Now, Publishers Weekly has reported that GrubStreet, Boston’s largest nonprofit writing organization—where Dorland and Larson met, and where many of the Chunky Monkeys were employed—is responding to the Bad Art Friend controversy with major staff changes and internal and external reviews. “We have a responsibility to ensure that the action of our staff and instructors are not in conflict with our values or mission. We also have the responsibility to safeguard the artistic standards expected in our classrooms,” said GrubStreet founder and executive director Eve Bridburg in a statement.
The immediate staff changes: as agreed to by GrubStreet’s executive leadership and board, Sonya Larson has left her leadership role as head of GrubStreet’s annual Muse & the Marketplace conference; Alison Murphy, a Chunky Monkey who told Larson that all the Chunky Monkeys would “ice [Dorland] out if she tries to mess with you,” has left her role as Director of Online Learning. Jennifer De Leon, another Chunky Monkey groupchat member, has resigned from the Grub Street board of directors. (During the events of Bad Art Friend, De Leon wrote to Boston Book Fest’s Deborah Porter asking her to not cancel the distribution of “The Kindest,” to which Porter responded in part, “I am wondering what gives you the right to be angry about our decision? That story should never have been submitted to us in the first place as it carried a threat of lawsuit from the get-go.”)
Artistic director Christopher Castellani—himself a Chunky Monkey groupchat member—will stay with the organization. (He wrote an apologetic note to GrubStreet members on October 30th: “I wrote some of those unprofessional emails as an admittedly hyperbolic, deliberately provocative, and highly performative way of supporting my friend and fellow writer . . . I hope I can earn your trust, as well as your forgiveness.”)
Since the Bad Art Friend story went public, GrubStreet hired an independent third party, legal firm Locke Lord, to assess GrubStreet’s actions—including their handling of an HR complaint made by Dorland against Larson which cited Larson’s plagiarism; refusing to speak to Dorland at the 2017 Muse conference, at which Dorland was an instructor; and telling Dorland not to write about race. This complaint was handled by GrubStreet CFO Ian Jude Chio. The investigation seemed to lead nowhere, as Dorland received no response after the initial response to her complaint, prompting her to resign from GrubStreet, to which Bridburg responded, “We will certainly respect your wishes and accept your resignation effective today.” According to Bridburg’s statement, Locke Lord determined GrubStreet’s handling of the complaint to be “entirely professional and thorough,” and found no issue with the resolution of the complaint. Locke Lord will continue to advise GrubStreet by reviewing all of their internal standards.

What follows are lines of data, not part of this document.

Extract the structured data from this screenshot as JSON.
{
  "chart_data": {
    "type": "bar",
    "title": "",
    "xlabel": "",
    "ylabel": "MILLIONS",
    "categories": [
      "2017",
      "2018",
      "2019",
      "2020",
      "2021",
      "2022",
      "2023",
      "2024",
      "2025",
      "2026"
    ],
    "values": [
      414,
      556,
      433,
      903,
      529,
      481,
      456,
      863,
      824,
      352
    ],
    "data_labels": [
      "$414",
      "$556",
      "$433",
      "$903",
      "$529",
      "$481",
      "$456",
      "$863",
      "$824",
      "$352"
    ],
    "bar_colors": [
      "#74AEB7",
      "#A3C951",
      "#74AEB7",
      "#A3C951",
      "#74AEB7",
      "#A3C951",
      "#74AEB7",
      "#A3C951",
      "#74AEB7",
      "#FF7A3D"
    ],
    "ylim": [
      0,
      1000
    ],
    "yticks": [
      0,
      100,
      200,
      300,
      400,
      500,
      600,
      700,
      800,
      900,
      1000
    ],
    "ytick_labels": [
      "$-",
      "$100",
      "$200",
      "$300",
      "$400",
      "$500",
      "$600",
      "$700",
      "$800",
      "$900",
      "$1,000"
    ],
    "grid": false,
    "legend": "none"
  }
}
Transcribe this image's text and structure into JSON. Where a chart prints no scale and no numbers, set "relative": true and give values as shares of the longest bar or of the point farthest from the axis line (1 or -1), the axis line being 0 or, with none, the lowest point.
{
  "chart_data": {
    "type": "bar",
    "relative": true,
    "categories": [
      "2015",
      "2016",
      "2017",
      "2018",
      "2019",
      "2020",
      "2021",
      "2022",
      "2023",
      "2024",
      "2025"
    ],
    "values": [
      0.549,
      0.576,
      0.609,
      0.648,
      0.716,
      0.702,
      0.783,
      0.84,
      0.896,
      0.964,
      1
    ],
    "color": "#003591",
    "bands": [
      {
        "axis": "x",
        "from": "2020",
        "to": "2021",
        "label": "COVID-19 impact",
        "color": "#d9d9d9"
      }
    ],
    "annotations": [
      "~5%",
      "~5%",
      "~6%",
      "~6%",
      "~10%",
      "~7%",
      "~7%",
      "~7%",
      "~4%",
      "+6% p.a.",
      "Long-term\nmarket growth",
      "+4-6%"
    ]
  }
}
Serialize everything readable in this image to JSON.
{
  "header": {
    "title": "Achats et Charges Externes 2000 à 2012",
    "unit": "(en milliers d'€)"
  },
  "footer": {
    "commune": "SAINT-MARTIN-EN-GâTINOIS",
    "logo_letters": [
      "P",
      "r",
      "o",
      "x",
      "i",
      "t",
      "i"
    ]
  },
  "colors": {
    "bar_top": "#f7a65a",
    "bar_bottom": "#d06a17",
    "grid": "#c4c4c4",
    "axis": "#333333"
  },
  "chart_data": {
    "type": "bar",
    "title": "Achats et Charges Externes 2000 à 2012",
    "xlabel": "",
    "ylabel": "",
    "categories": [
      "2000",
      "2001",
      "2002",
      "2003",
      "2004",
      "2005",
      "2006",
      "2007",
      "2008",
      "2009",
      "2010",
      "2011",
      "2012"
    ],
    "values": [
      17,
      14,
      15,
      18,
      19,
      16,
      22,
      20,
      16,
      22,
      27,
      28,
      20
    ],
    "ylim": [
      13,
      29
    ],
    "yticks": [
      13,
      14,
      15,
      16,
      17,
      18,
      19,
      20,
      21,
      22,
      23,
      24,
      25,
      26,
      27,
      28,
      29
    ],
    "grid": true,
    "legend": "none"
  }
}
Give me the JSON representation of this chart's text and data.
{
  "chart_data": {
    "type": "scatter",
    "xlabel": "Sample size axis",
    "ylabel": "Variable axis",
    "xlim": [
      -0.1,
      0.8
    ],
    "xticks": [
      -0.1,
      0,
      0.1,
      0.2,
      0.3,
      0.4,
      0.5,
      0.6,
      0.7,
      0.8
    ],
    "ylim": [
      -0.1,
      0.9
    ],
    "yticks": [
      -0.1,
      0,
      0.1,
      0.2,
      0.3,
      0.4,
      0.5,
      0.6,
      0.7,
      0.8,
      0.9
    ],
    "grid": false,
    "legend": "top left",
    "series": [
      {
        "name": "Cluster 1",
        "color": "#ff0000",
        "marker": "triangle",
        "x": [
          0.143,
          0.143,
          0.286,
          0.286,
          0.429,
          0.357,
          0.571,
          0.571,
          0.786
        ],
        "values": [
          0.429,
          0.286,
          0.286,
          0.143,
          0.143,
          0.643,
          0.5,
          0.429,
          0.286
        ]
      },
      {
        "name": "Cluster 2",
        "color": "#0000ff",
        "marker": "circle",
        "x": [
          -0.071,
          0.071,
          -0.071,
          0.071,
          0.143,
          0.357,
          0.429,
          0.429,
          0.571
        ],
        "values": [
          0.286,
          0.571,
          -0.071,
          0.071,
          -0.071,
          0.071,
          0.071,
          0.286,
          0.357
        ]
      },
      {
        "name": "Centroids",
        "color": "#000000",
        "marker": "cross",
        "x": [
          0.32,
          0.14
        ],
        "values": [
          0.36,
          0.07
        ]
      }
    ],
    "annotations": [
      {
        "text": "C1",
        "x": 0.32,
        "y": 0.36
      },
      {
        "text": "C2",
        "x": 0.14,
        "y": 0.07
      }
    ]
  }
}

“We’re deeply saddened by this incident and for the pain, break in trust, anxiety, and anguish that many of you have experienced,” wrote Bridburg. “We are truly sorry for the ways in which we didn’t live up to our values as an organization. It is our responsibility as individuals and as an organization to actively build a community of support and inspiration, and it’s our hope that through the work ahead, we can regain the trust of all our members and move forward together in a positive and productive way.”